Published January 2, 2007
Chronic Kidney Disease (CKD) is a public health problem in the United States, affecting 20 million Americans. The most important adverse outcomes of CKD include increased risk for cardiovascular disease, complications of decreased kidney function, and progression to kidney failure, eventually requiring dialysis or kidney transplantation to survive. Early identification of individuals with CKD, combined with appropriate intervention, can delay the progression of kidney disease and its complications.1 However, since CKD is a silent disease, most individuals with CKD are not aware that they have this condition. Furthermore, primary care physicians may be overlooking CKD.2
The National Kidney Foundation (NKF) and the College of American Pathologists (CAP) share a strong commitment to advocate for, and support, public policy initiatives on CKD that are based on medical consensus, recognize the paramount importance of medical judgment in patient care, and facilitate early detection and treatment of patients with chronic kidney disease.
CKD can be detected in many patients by reporting estimated Glomerular Filtration Rate (eGFR) from a simple blood test for creatinine. Studies in the general population show that a reduced eGFR (less than 60 ml per minute per 1.73 m2) is associated with an increased risk of adverse outcomes of CKD.3 Recent advocacy efforts have been undertaken in various states to require mandatory clinical laboratory reporting of the (eGFR) for the patient whenever a serum creatinine test is ordered by a physician. Optimally, the physician education should also be coupled with an education program for patients and laboratory professionals.
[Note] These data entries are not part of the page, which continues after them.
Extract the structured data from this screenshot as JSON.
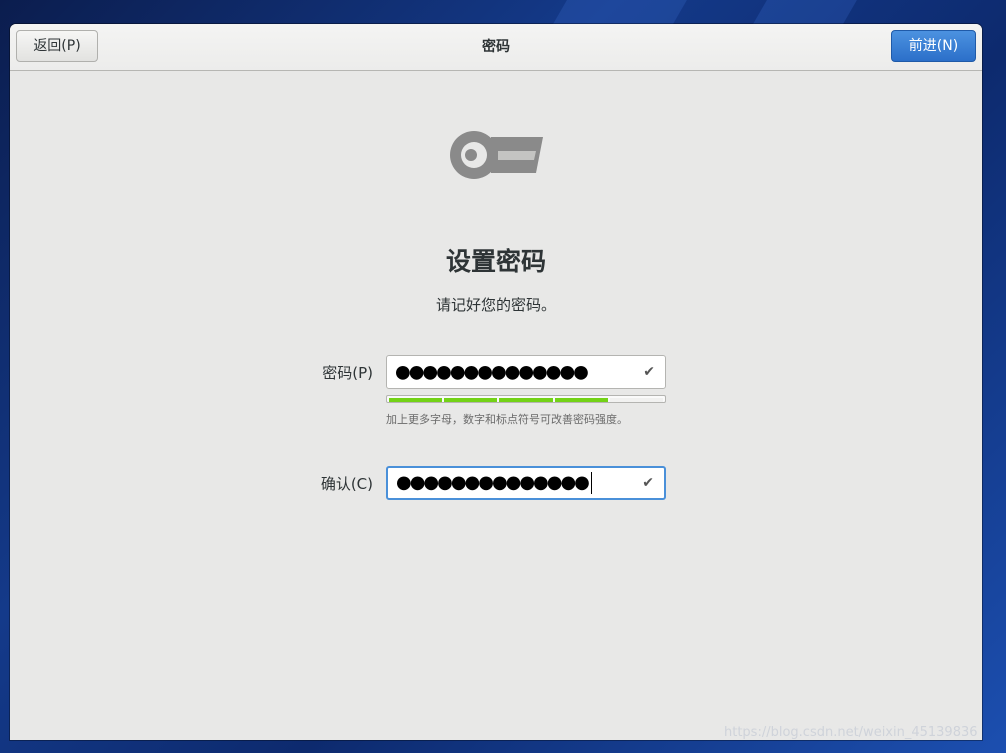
{
  "header": {
    "back_label": "返回(P)",
    "title": "密码",
    "next_label": "前进(N)"
  },
  "icon": "key-icon",
  "main": {
    "heading": "设置密码",
    "subtitle": "请记好您的密码。"
  },
  "password": {
    "label": "密码(P)",
    "value": "●●●●●●●●●●●●●●",
    "status_icon": "check-icon",
    "strength_level": 0.8,
    "hint": "加上更多字母，数字和标点符号可改善密码强度。"
  },
  "confirm": {
    "label": "确认(C)",
    "value": "●●●●●●●●●●●●●●",
    "status_icon": "check-icon"
  },
  "colors": {
    "accent": "#2b6fc9",
    "strength": "#73d216",
    "focus_border": "#4a90d9"
  },
  "watermark": "https://blog.csdn.net/weixin_45139836"
}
Studies by the National Kidney Foundation (NKF) and others have clearly demonstrated that physician education is necessary for successful implementation of an eGFR reporting system. Without appropriate education, physicians may resist receiving or using the eGFR reports. With a quality education effort, however, such resistance can be eliminated. In addition, not all patients with CKD can be identified by reduced eGFR. Measurement of the the urine albumin-to-creatinine ratio can detect CKD in individuals with CKD in whom eGFR is greater than 60 ml per minute per 1.73 m2, allowing earlier intervention.1,4
Given these concerns, both the National Kidney Foundation and the College of American Pathologists urge State Legislatures to not consider legislation mandating performance of eGFR calculations and instead consider a preferable form of legislation to establish CKD Task Forces at the state level. These Task Forces would promote the early detection and treatment of CKD. Such legislation should include a provision for education efforts as well as an evaluation of all available diagnostic strategies for identifying individuals with CKD.
Another benefit of legislation creating state CKD Task Forces is that these groups will be able to consider imminent advances in laboratory medicine that should facilitate identification of CKD, including standardization of the creatinine assay and validation of the formula for calculation of estimated GFR in additional populations.
Thus, both the CAP and NKF agree that optimally laboratory systems should be capable of performing an eGFR calculation when requested by a physician, or such calculations should be generated without a request when medically appropriate and feasible. The determination of when it is appropriate to perform a eGFR calculation is a part of the practice of medicine, for both the treating physician and the medical director of the clinical laboratory, and should be exclusively based on medical science.
Therefore, the National Kidney Foundation and the College of American Pathologists (CAP) support the estimated Glomerular Filtration Rate Calculation (eGFR), when appropriate and feasible, as a clinically useful calculation that should be promoted in the medical community in a scientific manner that does NOT require state legislation or state law that would create an inflexible, politically based mandate for the practice of medicine that, in general, may not advance patient care.
- National Kidney Foundation. K/DOQI clinical practice guidelines for chronic kidney disease: Evaluation, classification, and stratification. Kidney Disease Outcome Quality Initiative. Am J Kidney Dis 39(2 Suppl 1):S1-266, 2002.
- Boulware LE, Troll MU, Jaar BG, et al. Identification and referral of patients with progressive CKD: a national study. Am J Kidney Dis 48:192-204, 2006.
- Stevens LA, Coresh J, Greene T, et al. Assessing kidney function - measured and estimated Glomerular Filtration Rate. N Engl J Med 354: 2473-2483, 2006.
- G. Eknoyan, Hostetter T, Bakris G, et al. Proteinuria and Other Markers of Chronic Kidney Disease. A Position Statement of the National Kidney Foundation and the National Institute of Diabetes Digestive and Kidney Diseases. Am J Kidney Dis 42:617-622, 2003.